There’s a saying in my native New Hampshire: “You can’t get there from here.”
That’s how I feel tonight. How do I get back to being the happy carefree girl I once was?
When I started writing this blog I was determined to be upbeat and positive about the trials and tribulations of my IVF life. It was easy to be positive back then; after all, I had nothing to loose in all this. I had been ready to move on to adoption immediately after Mr. T’s diagnosis, but Mr. T wanted to give IVF a try. Being the good sport that I am, I went along with it.
Our motto was “no regrets.” We’d try this IVF thing, and if it didn’t work, we’d take the money back from our IVF Refund Program and adopt. We’d create our family one way or another.
So I was ready for IVF 1.0 to fail. I even told our doctor at transfer not to worry if it didn’t work out; that IVF hadn’t been so bad and I knew we’d be parents one way or another. What I was not prepared for was the pure joy of our first pregnancy test, believing for the first time that we might have babies with Mr. T’s smile and my curls. The excitement of telling a few friends and family, thinking of names and how our life would change. We were almost to the end of those dreaded Progesterone in Oil shots when we discovered at our second ultrasound that our baby’s heart had stopped.
It was devastating, but I bounced back quickly. We tried again a few months later with two more of our perfect frozen embryo blasts, and again, joy was followed by heartbreak at our first ultrasound.
I was convinced that these losses must have been because of the marathon I ran a few weeks before starting IVF 1.0. This time, the third time, would be different. This would be a fresh start.
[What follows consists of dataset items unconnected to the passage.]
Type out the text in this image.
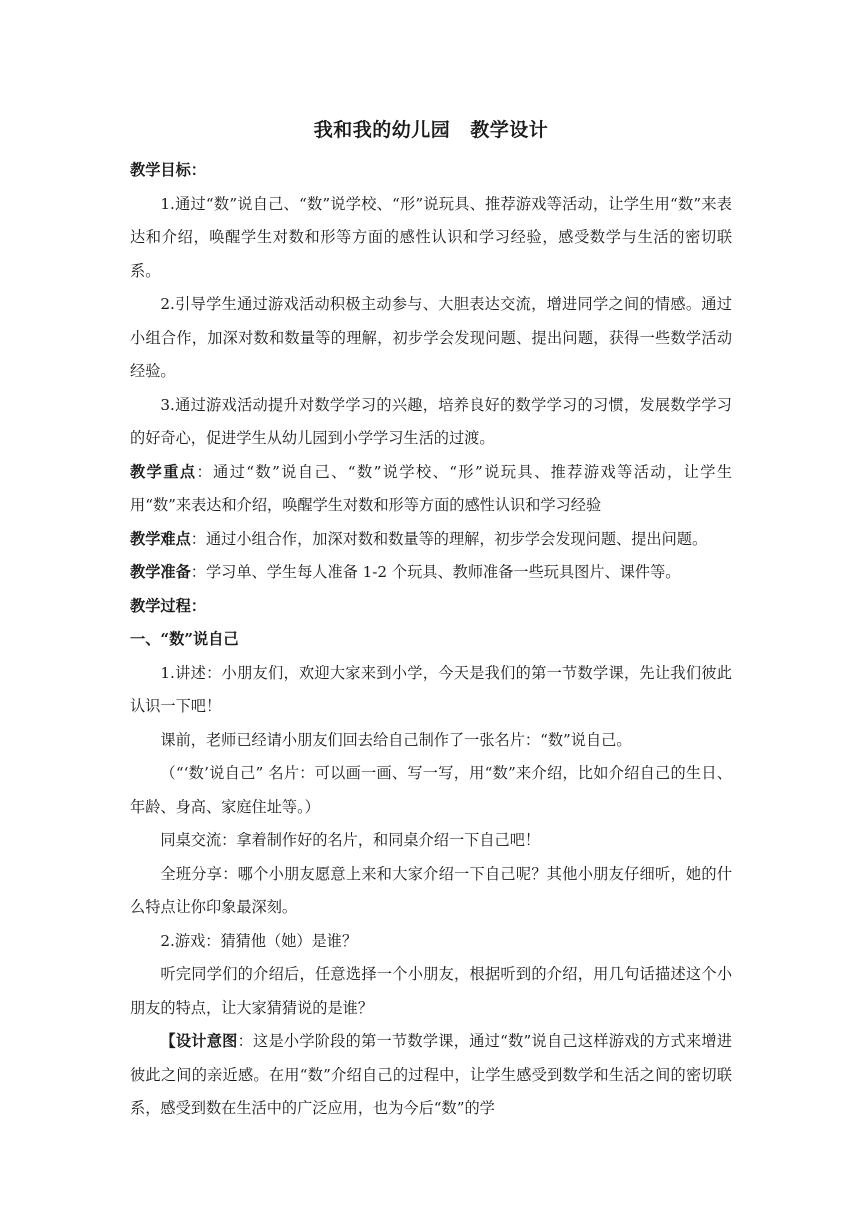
我和我的幼儿园 教学设计

教学目标：

1.通过“数”说自己、“数”说学校、“形”说玩具、推荐游戏等活动，让学生用“数”来表达和介绍，唤醒学生对数和形等方面的感性认识和学习经验，感受数学与生活的密切联系。

2.引导学生通过游戏活动积极主动参与、大胆表达交流，增进同学之间的情感。通过小组合作，加深对数和数量等的理解，初步学会发现问题、提出问题，获得一些数学活动经验。

3.通过游戏活动提升对数学学习的兴趣，培养良好的数学学习的习惯，发展数学学习的好奇心，促进学生从幼儿园到小学学习生活的过渡。

教学重点：通过“数”说自己、“数”说学校、“形”说玩具、推荐游戏等活动，让学生用“数”来表达和介绍，唤醒学生对数和形等方面的感性认识和学习经验

教学难点：通过小组合作，加深对数和数量等的理解，初步学会发现问题、提出问题。

教学准备：学习单、学生每人准备 1-2 个玩具、教师准备一些玩具图片、课件等。

教学过程：

一、“数”说自己

1.讲述：小朋友们，欢迎大家来到小学，今天是我们的第一节数学课，先让我们彼此认识一下吧！

课前，老师已经请小朋友们回去给自己制作了一张名片：“数”说自己。

（“‘数’说自己” 名片：可以画一画、写一写，用“数”来介绍，比如介绍自己的生日、年龄、身高、家庭住址等。）

同桌交流：拿着制作好的名片，和同桌介绍一下自己吧！

全班分享：哪个小朋友愿意上来和大家介绍一下自己呢？其他小朋友仔细听，她的什么特点让你印象最深刻。

2.游戏：猜猜他（她）是谁？

听完同学们的介绍后，任意选择一个小朋友，根据听到的介绍，用几句话描述这个小朋友的特点，让大家猜猜说的是谁？

【设计意图：这是小学阶段的第一节数学课，通过“数”说自己这样游戏的方式来增进彼此之间的亲近感。在用“数”介绍自己的过程中，让学生感受到数学和生活之间的密切联系，感受到数在生活中的广泛应用，也为今后“数”的学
I’ve tried to be brave and hopeful. I really believed it would be different this time. But walking home from work yesterday, I finally admitted that all my pregnancy symptoms were gone. And having been through this before, I know the feeling too well. I don’t have any bleeding or cramping (the PIO always does its job well to prevent that), but the bloating, the tender breasts, the slightly seasick feeling and hourly pee trips, and that mysterious and beautiful feeling that I wasn’t alone in my own body- all gone.
I barely made it in the door before collapsing into a heap of tears. Poor Mr. T thought I was in physical pain, his face full of worry and fear for me. He held me and rocked me and did his best to talk me out of my conviction that we lost yet another baby.
“I’m worried about you, Jess.”
“I’m worried about me too.”
Mr. T, dear husband that he is, still holds out hope for us. As we went to bed, tears still streaming down my face, he stroked my tummy, telling our baby to hang in there. I let him have his hope. I wish I could hold out my own hope for another week, to allow myself to enjoy this last week of being pregnant, the last chance I may ever have to be pregnant.
It sounds sad, but I just feel numb and calm now. Dreading May 11th when the doctors confirm what I already know.
I just want to go back to being that carefree happy girl who had nothing to loose. How do I get back there from here?
Sorry I don’t have a happy ending here for you tonight. Thanks to you all for your support.